Hello Stephanie, you need to come pick me up at Par Blvrd correctional facility and bring $750-$1000 for bail. I just got a DUI. Thank you.
What!?!?! How are you txting?!
Because this is Officer Reynolds, and I just arrested your boyfriend.
Maybe I lied like you did about your herpes.
hapi new year, hope this year brings u happiness and lots of sexi people ;)
stop writing like that.
dude. we need more in our fridge then just beer and applesauce.
Drunk tip #47: Its better to overestimate how many plastic bottles itll take to urinate in, rather then underestimate.
Oh and I found some acid for the drive back to school, productive day
I JUST MACED MY OWN FACE
This is by far the best text I have ever woken up to.
would it be mean if I put better with the lights off on my sex playlist just for my hook up with him?
Yeah I just don't know how I feel about my fuck buddy coming to work at my dads office with me.

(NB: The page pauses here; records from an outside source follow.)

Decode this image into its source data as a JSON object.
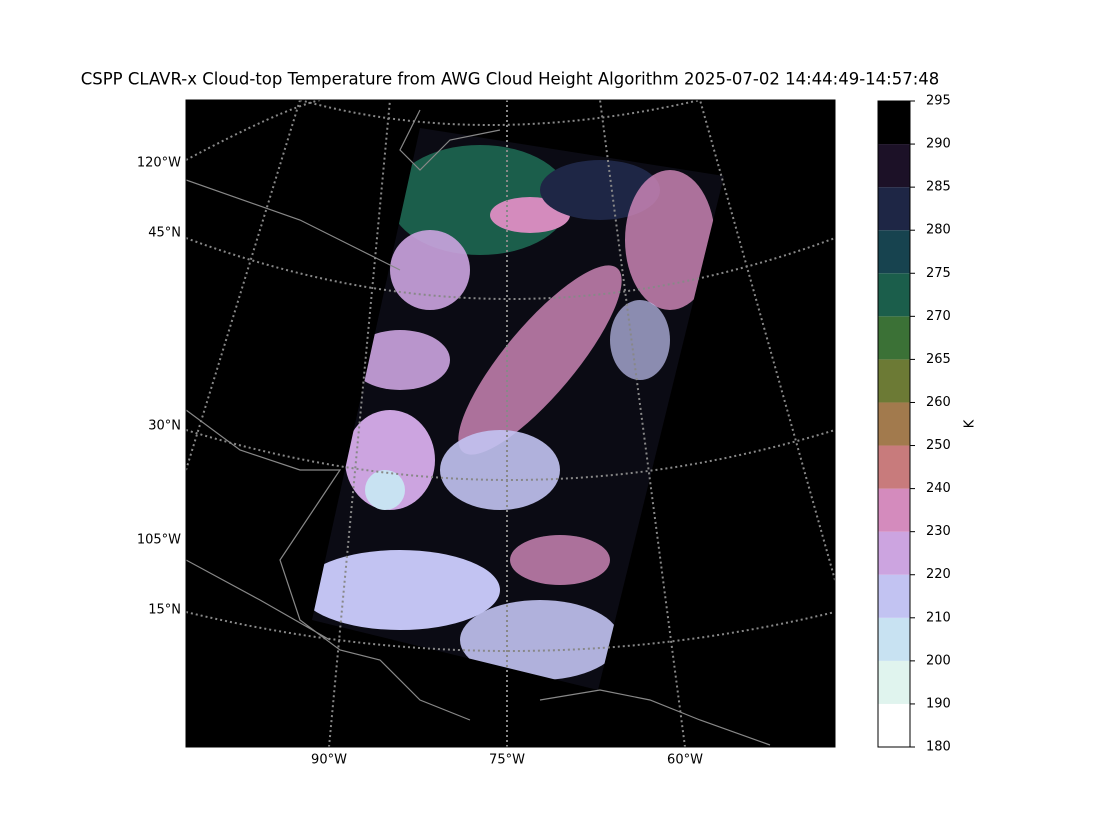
{
  "title": "CSPP CLAVR-x Cloud-top Temperature from AWG Cloud Height Algorithm 2025-07-02 14:44:49-14:57:48",
  "map": {
    "left_labels": [
      "120°W",
      "45°N",
      "30°N",
      "105°W",
      "15°N"
    ],
    "bottom_labels": [
      "90°W",
      "75°W",
      "60°W"
    ]
  },
  "colorbar": {
    "label": "K",
    "bounds": [
      180,
      190,
      200,
      210,
      220,
      230,
      240,
      250,
      260,
      265,
      270,
      275,
      280,
      285,
      290,
      295
    ],
    "colors": [
      "#ffffff",
      "#e0f4ee",
      "#c8e2f2",
      "#c2c3f2",
      "#cca4e0",
      "#d48bbd",
      "#c87b7c",
      "#a27a4d",
      "#6c7a35",
      "#3b7136",
      "#1b5e4b",
      "#17434f",
      "#1e2645",
      "#1c1127",
      "#000000"
    ]
  }
}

This is like the first time all week I've properly taken my birth control. My ovaries are so stoked I just know it.
went to class still drunk this morning and my professor made the class give me a round of applause and said, "see people, THIS is inspirational... if she can make it to class in this condition there is no excuse not to show up!"
I just spent 100$ at a sex shop to make myself feel better. And I signed you up to win 200$ so if you win, it's mine. And yes I'm serious.
She was pretty impressed that I led all thirty of us back to campus in my state of drunk. Evidently so impressed that she now refers to me as "Moses" in bed.
how the FUCK did i spend 25 dollars at 50 cent beer night?
Drunk me says 72 hours of Mexican Viagra and room service.Sober me says we stopped being lovers for a reason after the last lost weekend.